De taart die je tante heeft gemaakt moet perse in de koelkast die al helemaal vol is. -1
Op dat moment heeft je peuter een poepluier. -2
De pijnboompitten branden aan. -1
Het rookalarm gaat af. -2
De kinderen maken ruzie over welke film ze na het eten op dvd gaan kijken – en niemand bemoeit zich er tegenaan. -3
Als je zegt: “Sorry, kan iemand die kinderen helpen een film uit te kiezen,” komt er iemand in beweging die overeenstemming weet te bereiken. +1
Je tweede derde glas wijn is alweer leeg en je moet nog aan tafel. -2
Je vraagt iedereen te gaan zitten en ‘iedereen’ laat die ene stoel naast je peuter vrij. -5
Je serveert soep, het gesprek komt moeizaam op gang. -1
Zoon/dochter pakt een broodje, likt eraan en legt het broodje terug. -1
De keuken is door de lege soepkommen in een half uur tijd weer in een oorlogsgebied veranderd. -2
Je zet de kalkoen op tafel, en er zegt dus inderdaad iemand: “Ga jij maar lekker zitten, ik snijd de kalkoen wel!” +4!
De bacon op de kalkoen is aangebrand. -1
JE BENT DE AARDAPPELEN IN DE OVEN VAN DE BUREN VERGETEN EN DIE ZIJN AL VERTROKKEN NAAR HUN KERSTDINER! -1
Je schoonzus zegt tegen de kinderen: “Dat is geen kip maar kalkoen!”. -4
De kat/hond geeft over op het tapijt (wie heeft dat beest kip/kalkoen gegeven?!) -2
Na 3 minuten zeggen de kinderen: “Wij zijn klaar!” En zijn er 3 van tafel. Je bent de enige die het lijkt te zien. -3
De kinderen hebben alleen kalkoen gegeten en hun groente niet aangeraakt. -1
Je wordt boos besluit het te laten gaan. +5!

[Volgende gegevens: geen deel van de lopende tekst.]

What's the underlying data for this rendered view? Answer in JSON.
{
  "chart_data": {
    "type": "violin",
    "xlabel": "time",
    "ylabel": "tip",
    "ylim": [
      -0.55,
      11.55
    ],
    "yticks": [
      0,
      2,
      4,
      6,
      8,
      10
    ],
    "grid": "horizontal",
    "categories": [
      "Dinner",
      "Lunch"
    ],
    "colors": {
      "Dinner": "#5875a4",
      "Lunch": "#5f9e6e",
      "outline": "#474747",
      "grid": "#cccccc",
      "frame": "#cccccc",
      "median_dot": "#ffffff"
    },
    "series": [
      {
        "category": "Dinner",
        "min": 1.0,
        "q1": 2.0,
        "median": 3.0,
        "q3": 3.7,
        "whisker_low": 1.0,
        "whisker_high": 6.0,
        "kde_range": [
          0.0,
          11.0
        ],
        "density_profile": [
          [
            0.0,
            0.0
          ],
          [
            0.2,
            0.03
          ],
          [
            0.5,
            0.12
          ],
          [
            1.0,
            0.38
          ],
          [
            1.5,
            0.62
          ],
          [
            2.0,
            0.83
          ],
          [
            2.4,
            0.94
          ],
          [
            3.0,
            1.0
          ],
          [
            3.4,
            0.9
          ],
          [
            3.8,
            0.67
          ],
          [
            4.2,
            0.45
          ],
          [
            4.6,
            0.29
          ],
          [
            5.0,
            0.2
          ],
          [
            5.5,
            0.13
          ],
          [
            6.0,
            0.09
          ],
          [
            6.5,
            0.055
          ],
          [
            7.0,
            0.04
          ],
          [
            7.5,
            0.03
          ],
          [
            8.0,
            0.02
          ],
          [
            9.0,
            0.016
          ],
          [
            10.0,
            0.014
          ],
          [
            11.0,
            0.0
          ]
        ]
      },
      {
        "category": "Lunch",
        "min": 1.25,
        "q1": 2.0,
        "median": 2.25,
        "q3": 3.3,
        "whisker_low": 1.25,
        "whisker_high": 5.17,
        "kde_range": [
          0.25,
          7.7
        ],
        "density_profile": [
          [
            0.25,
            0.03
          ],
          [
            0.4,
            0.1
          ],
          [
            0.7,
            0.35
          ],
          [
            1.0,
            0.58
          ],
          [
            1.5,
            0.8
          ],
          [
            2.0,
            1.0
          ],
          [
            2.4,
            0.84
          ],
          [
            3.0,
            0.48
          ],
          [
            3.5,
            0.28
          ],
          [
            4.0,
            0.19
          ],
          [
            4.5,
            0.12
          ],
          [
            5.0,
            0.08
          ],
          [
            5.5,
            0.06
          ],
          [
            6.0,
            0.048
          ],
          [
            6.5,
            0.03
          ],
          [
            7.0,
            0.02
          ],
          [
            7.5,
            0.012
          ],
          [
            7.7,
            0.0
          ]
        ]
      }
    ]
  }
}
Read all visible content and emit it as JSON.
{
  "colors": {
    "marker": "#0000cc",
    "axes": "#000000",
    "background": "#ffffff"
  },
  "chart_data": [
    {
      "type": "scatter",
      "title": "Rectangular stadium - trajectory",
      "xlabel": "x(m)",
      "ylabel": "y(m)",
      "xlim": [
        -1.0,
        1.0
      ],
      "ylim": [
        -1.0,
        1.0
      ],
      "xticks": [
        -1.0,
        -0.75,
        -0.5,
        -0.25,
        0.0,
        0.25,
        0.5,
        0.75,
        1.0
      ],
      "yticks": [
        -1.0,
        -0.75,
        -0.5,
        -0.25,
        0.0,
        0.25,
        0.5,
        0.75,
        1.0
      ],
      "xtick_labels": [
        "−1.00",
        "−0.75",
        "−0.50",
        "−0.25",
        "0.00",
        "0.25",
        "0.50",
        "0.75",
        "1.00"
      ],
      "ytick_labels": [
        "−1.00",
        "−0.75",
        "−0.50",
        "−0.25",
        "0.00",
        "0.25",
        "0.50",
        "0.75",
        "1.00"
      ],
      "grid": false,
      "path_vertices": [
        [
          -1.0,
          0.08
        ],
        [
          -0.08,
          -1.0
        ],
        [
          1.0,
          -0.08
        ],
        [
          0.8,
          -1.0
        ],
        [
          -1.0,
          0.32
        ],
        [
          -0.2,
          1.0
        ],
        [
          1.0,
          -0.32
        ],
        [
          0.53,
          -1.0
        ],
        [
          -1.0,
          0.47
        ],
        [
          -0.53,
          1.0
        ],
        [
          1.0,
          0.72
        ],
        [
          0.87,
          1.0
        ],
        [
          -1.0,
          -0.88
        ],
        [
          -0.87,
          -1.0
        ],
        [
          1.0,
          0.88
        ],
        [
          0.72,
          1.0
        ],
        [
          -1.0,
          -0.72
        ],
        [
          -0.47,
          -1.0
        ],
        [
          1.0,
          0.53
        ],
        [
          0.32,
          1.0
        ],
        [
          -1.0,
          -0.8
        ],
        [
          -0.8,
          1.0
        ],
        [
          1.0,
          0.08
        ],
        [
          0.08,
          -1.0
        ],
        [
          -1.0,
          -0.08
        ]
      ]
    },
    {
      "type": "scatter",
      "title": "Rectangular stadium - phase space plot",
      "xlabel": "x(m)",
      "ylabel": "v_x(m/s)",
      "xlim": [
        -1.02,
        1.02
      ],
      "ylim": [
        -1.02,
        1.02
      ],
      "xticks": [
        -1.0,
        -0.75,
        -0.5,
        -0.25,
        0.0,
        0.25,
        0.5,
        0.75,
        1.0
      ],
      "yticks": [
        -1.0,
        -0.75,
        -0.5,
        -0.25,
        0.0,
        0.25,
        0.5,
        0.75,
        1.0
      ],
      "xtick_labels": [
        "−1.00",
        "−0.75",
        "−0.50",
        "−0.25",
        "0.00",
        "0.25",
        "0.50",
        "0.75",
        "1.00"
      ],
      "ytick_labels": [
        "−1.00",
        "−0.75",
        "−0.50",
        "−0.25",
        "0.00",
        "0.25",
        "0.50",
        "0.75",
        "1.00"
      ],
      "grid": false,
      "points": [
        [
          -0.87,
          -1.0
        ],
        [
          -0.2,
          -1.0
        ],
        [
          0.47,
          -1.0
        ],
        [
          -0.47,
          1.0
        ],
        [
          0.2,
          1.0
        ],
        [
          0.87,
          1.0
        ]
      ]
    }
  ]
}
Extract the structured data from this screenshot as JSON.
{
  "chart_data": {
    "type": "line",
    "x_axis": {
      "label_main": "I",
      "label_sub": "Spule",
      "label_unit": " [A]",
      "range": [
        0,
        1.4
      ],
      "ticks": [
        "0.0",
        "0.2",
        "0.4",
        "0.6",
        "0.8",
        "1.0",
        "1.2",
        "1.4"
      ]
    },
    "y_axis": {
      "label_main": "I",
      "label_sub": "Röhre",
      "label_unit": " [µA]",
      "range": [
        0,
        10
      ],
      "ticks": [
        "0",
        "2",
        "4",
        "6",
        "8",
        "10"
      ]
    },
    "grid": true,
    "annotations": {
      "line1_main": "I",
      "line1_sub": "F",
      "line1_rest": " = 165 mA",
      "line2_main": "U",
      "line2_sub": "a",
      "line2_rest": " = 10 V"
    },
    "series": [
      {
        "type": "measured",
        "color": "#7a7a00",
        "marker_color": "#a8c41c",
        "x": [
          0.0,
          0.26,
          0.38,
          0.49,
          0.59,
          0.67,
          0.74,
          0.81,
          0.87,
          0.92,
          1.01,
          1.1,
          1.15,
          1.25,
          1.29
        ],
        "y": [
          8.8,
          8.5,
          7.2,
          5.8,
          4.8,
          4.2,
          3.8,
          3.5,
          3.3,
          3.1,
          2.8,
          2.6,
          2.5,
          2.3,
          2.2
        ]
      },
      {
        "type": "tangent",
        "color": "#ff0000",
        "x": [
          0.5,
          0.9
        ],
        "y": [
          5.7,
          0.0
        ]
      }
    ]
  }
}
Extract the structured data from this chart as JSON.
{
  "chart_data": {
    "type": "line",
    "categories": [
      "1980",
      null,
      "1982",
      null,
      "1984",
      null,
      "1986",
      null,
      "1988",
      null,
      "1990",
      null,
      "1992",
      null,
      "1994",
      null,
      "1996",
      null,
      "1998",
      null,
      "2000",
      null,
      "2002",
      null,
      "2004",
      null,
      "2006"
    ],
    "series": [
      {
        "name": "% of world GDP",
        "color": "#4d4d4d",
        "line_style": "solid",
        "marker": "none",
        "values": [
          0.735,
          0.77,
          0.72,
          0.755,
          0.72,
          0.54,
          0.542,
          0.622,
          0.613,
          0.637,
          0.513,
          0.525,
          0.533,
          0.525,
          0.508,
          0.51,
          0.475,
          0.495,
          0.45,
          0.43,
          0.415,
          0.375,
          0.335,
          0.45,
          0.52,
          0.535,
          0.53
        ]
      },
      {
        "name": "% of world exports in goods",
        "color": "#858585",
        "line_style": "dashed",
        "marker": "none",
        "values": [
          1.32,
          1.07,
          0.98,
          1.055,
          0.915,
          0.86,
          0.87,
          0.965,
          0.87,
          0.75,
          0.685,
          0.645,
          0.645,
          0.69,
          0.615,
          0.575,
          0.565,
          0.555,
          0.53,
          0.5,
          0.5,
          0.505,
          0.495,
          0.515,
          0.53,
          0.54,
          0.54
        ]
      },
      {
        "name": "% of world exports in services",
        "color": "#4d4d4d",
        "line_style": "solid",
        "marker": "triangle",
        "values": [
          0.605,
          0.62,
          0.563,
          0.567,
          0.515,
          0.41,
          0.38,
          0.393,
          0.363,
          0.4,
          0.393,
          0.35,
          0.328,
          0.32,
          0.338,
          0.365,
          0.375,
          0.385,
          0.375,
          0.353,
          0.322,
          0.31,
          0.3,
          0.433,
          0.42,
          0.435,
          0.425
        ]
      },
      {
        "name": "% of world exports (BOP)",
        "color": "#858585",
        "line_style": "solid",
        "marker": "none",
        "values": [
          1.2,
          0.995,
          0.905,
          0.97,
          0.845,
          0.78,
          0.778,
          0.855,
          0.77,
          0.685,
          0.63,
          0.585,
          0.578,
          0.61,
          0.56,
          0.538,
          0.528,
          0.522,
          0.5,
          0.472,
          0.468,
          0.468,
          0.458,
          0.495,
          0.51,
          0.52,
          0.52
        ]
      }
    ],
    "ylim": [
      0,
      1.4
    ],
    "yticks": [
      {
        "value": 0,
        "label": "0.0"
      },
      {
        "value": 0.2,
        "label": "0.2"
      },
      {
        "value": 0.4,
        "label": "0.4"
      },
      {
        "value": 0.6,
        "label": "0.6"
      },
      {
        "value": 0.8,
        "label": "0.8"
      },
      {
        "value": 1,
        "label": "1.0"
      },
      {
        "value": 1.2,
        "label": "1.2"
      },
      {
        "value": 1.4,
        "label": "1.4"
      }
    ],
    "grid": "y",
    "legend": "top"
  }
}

Iemand zegt: “Lekker!” De rest knikt. +2
Er zijn meer dan 3 kerstballen gesneuveld. -1
Geen van de gasten voelt de behoefte het op te ruimen. -3
Er zijn kindervoetjes in die kerstballen gaan staan. -2
Je oom begint kerstliedjes te zingen. +2
De kinderen vinden de film nu al een half uur leuk. +3
Er gaat een glas witte rode wijn over het tapijt. -3
Een van de gasten gelooft heilig in het verhaal dat je er dan een kilo zout overheen moet gooien. -1
Waar de rest van de avond iedereen doorheen loopt. -4
Je schoonzus vertrekt al voor het toetje, want de kinderen moeten thuis nog eten. +2
Je begint lekker draaierig te worden. +1
Je moeder blijkt de hele keuken alweer te hebben opgeruimd. +4
Je tante serveert het dessert. +1
Je voelt dat je weer kunt ontspannen en dat er eigenlijk niks meer mis kan gaan. +6
Je schenkt jezelf nog een bodempje wijn in (weer vergeten tussendoor water te drinken!). -2
Je vraagt je af waar je peuter is, al driekwartier niets van vernomen. -1
Blijkt dat oma ‘m op bed heeft gelegd en hij in diepe slaap is. +4
Uitslag:
Eindig je in de min? Dan was het een klotekerst. Met oud & nieuw kan je in herkansing. Vervang dan de kapotte kerstballen voor vuurwerk.
Eindig je in de plus? Dan heb je vast geen kinderen.